La vengeance d'isabeau
Inconscients du mal qu’ils pouvaient lui faire avec leurs questions, ils lui rendraient ces retrouvailles insupportables. Il valait mieux que les choses se règlent d’abord entre adultes. Ensuite, on verrait.
Ils s’en désolèrent moins que Marie ne l’avait pensé. De fait, ils avaient à Paris beaucoup moins de liberté qu’en Auvergne. Le va-et-vient incessant des charrettes retenait leurs jeux dans la maison ou la cour, et l’espace leur manquait. Marie s’en rendait compte. De plus, Albérie se languissait de son époux qu’elle n’avait pas vu d’une année. Aucun d’eux n’était à sa place. Il fallait avoir grandi comme elle au cœur de Paris pour l’aimer.
Ils partirent donc au début du mois d’août 1539. Huit jours plus tard, Jean Latour arrivait.
Marie le reconnut à peine tant il avait maigri et vieilli d’un coup. Une tige de bois retenue par des lacets de cuir prolongeait le moignon restant de sa jambe. Malgré cela, il devait s’appuyer sur une canne pour avancer. Elle le vit descendre de litière à l’instant où elle essuyait ses mains mouillées à son tablier devant la croisée. Elle fut heureuse d’avoir ainsi le temps de se composer un visage serein quand tout en elle soudain n’était que tristesse. Jean n’accepterait pas sa pitié. Aucun des estropiés qu’elle avait connus dans son enfance ne s’y serait soumis.
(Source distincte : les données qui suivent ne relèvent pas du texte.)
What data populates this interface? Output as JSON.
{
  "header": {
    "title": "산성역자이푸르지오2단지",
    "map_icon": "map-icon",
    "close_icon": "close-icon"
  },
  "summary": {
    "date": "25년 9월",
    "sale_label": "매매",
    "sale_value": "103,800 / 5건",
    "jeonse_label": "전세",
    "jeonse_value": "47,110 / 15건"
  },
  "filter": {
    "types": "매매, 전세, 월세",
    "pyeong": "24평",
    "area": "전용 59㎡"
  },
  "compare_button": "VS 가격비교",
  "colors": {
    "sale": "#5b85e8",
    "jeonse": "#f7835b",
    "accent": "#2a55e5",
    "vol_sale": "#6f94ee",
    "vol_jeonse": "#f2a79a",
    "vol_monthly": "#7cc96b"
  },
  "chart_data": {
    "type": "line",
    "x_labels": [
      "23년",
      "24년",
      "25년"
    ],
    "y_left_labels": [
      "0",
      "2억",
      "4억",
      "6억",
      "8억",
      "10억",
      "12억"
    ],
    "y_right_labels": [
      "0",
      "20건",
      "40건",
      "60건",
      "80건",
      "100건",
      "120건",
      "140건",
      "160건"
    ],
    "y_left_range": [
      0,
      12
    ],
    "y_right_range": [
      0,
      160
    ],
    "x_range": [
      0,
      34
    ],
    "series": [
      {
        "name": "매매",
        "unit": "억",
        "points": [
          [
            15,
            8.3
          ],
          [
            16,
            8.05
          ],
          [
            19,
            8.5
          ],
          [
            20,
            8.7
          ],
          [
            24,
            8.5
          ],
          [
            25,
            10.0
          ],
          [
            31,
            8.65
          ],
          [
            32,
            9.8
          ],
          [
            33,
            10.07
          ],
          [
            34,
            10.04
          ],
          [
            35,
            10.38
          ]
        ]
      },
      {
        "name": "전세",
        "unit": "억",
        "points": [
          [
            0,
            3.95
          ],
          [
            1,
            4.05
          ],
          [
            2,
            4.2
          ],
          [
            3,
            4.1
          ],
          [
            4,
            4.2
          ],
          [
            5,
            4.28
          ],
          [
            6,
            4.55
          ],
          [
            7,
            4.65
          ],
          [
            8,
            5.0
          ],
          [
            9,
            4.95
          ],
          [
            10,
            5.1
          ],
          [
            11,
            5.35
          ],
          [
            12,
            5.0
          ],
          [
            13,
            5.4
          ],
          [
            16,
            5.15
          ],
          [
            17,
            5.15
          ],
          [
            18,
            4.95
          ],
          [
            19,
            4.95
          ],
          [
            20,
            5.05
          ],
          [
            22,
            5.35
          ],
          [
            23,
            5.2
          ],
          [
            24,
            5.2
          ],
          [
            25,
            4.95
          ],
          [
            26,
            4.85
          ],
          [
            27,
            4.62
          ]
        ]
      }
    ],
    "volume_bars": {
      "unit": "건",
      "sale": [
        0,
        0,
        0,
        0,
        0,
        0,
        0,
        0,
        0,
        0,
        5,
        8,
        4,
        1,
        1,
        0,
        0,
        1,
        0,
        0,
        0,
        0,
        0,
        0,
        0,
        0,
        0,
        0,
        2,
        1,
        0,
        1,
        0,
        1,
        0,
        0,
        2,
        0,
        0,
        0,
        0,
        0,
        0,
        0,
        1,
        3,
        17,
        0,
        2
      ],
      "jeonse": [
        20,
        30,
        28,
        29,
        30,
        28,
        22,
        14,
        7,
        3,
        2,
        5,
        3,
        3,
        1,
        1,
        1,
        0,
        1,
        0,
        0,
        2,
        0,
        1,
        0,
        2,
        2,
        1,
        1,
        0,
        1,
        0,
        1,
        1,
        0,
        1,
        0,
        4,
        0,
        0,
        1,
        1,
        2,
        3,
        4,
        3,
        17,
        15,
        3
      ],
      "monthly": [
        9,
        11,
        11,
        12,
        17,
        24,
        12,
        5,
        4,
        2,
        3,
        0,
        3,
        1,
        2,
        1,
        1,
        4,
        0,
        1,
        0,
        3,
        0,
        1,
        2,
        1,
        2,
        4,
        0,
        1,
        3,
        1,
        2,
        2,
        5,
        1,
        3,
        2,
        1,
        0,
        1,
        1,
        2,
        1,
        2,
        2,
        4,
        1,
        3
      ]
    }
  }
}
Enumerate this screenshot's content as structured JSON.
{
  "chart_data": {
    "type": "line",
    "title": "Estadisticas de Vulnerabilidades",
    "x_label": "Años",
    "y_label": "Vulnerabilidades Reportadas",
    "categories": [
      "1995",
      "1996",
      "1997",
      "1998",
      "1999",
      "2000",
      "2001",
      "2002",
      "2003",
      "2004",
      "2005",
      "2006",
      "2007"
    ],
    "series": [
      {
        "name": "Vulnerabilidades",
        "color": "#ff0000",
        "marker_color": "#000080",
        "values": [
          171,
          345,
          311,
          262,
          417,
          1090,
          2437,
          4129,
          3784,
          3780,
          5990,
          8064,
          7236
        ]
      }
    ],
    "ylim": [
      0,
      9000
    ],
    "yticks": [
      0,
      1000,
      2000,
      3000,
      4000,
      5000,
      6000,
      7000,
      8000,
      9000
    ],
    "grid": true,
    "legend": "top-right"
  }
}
Elle ouvrit grand la porte, accrocha un sourire sur sa peine et l’interpella franchement :
— Jean !
Il se tourna vers elle après avoir payé le voiturier et la laissa s’avancer au-devant de lui dans la ruelle encombrée. Elle le serra dans ses bras sans hésiter.
— Quelle joie de te voir, Jean. Entre vite ! Paris est de plus en plus souillé.
Comme pour lui donner raison, un cheval passa à les frôler, croisant une charrette à bras encombrée de melons d’eau poussée par son propriétaire débordant d’injures.
L’instant d’après, ils se retrouvaient dans le logis. Marie avait évité de l’aider à monter l’escalier de trois marches qui en rehaussait l’entrée.
— Donne-moi ton manteau ! exigea-t-elle.
Comme elle ne manifestait pas la moindre intention de l’aider à se déshabiller, il se détendit enfin et Marie redécouvrit avec satisfaction la blancheur de son sourire. Elle accrocha la cape de cuir sur une patère et entoura le cou amaigri de ses deux mains.
— J’ai bien cru ne jamais te revoir, dit-elle simplement en lui bisant une joue barbue. Bienvenue chez toi, Jean.
D’un geste ample, il enlaça ses reins et la plaqua contre lui. Elle se laissa faire, mais il la repoussa presque aussitôt.
— Pardonne-moi, dit-il.
Elle ne répondit pas. Elle venait de prendre conscience à son regard qu’il avait seulement par ce geste cherché une réponse à sa virilité perdue. Il était visible à sa tristesse qu’il ne l’avait pas trouvée.
— Raconte-moi, dit-il pour rompre ce silence gênant. Je veux tout savoir de ce qui s’est passé tandis que je me mourais.
Marie l’entraîna vers une chaise à bras et ils parlèrent jusque tard. Enhardi par ses confidences, Jean lui confia que quelque chose s’était détraqué en lui depuis l’ablation. Les médecins disaient que l’amputation de sa jambe n’était pas responsable de son impuissance, que la cause en était ailleurs, mais il n’y croyait guère. Il continuait d’éprouver du désir, mais son corps refusait d’y satisfaire. Marie lui promit d’écrire à Philippus pour lui demander conseil.
Sur cette résolution, Solène arriva, qui venait de fermer la boutique.
— Jean ! S’étrangla-t-elle en lâchant le trousseau de clés.
Jean lui sourit et lui ouvrit les bras. Elle s’y jeta avec tendresse, mais il tourna la tête comme elle voulait l’embrasser. Solène refoula ses larmes et baissa les yeux.
— J’aurais dû me douter que ton cœur était toujours pour elle, lâcha-t-elle en le regrettant aussitôt.
Le sourire de Marie se figea. Celui de Jean se fit triste, néanmoins il lui saisit le menton et força les yeux verts à soutenir les siens.
— Ce n’est pas cela, Solène. Tu es mariée et je le respecte.
— Tu n’as jamais respecté le mariage, Jean Latour. Et celui-ci est non consommé, donc facilement annulable.
Jean tourna la tête vers Constant qui était entré et s’avançait sans animosité. Jean voulut se lever, mais sa canne glissa. Constant lui tendit alors une poigne chaleureuse.